A unique row is based on having a unique combination of one of more ID (ie key) fields
Deciding which duplicate to keep is based on taking the row with the maximum of a single field.
Example below.
But what what if the maximum also needed to be a "composite" - so I can specify the row to keep as the one with a maximum based on multiple fields?

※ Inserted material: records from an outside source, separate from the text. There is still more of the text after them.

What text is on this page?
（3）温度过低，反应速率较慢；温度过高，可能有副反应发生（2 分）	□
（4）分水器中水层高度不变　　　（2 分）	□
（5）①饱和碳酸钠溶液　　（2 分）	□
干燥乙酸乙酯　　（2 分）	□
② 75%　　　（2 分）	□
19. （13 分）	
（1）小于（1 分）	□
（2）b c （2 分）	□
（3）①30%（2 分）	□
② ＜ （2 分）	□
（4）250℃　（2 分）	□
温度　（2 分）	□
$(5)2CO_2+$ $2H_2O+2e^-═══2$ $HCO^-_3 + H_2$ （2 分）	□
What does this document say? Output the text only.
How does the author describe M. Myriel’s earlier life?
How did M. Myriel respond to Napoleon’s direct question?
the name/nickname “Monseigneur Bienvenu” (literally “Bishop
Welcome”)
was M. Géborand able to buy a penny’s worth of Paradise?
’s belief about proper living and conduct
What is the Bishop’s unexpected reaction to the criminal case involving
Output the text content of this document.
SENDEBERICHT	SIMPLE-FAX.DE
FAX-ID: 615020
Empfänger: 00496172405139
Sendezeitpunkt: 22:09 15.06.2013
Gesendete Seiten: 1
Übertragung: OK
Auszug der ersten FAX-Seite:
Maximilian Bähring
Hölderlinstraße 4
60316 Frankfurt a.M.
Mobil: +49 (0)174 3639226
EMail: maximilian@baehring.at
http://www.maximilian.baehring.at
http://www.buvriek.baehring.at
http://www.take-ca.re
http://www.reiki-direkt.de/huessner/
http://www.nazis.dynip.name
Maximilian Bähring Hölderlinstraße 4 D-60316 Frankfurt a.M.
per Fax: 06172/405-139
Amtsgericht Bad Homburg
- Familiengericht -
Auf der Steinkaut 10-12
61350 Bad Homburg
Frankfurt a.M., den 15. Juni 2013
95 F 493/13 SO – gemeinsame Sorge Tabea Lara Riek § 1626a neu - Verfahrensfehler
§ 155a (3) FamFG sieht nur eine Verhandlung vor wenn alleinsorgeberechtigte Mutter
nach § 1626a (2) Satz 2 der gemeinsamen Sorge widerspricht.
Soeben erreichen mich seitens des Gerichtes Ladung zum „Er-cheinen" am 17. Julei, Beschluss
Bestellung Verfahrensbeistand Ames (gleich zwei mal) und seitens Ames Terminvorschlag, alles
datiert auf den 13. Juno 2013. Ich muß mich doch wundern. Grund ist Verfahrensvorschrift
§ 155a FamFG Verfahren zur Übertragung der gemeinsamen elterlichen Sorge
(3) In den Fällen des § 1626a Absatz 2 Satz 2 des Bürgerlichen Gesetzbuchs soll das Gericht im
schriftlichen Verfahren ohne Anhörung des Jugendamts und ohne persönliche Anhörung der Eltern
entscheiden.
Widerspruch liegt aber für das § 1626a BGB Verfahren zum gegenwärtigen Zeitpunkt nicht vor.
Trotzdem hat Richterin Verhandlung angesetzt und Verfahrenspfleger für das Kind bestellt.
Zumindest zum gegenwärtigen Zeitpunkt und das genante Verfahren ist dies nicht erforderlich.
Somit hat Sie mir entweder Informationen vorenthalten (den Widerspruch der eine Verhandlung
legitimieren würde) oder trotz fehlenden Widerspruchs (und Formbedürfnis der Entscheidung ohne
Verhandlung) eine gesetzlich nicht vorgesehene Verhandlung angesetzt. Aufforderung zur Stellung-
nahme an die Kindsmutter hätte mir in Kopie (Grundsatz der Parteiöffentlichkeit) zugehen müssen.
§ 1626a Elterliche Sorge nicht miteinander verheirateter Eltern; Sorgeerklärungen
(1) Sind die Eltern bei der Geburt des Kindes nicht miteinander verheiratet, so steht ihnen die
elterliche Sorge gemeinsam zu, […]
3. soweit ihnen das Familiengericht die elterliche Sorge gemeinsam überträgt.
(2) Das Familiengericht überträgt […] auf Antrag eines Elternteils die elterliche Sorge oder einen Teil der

I can see that the new "by" functionality is by the joins in dplyr 1.1.0 might be a way in. But can't see how I would use them.
library(tidyverse)
DeDupByMax = function(dfin , maxfield, ... ) {
if (missing(...)) {
cat("DeDupByMax unique IDs missing\n")
stop()
}
quoID <- enquos(...)
maxfieldquo <- enquo(maxfield)
dfout <- dfin %>%
arrange(!!!quoID, desc(!!maxfieldquo)) %>%
distinct(!!!quoID, .keep_all = TRUE)
}
TodayDate = Sys.Date()
df = tibble(unique = c(1,1,2,3), other = 1:4, datefield = c(TodayDate, TodayDate - 1, TodayDate, TodayDate))
print(df)
#> # A tibble: 4 × 3
#> unique other datefield
#> <dbl> <int> <date>
#> 1 1 1 2023-02-24
#> 2 1 2 2023-02-23
#> 3 2 3 2023-02-24
#> 4 3 4 2023-02-24
dfdedup = DeDupByMax(df, datefield, unique)
print(dfdedup)
#> # A tibble: 3 × 3
#> unique other datefield
#> <dbl> <int> <date>
#> 1 1 1 2023-02-24
#> 2 2 3 2023-02-24
#> 3 3 4 2023-02-24
Created on 2023-02-24 with reprex v2.0.2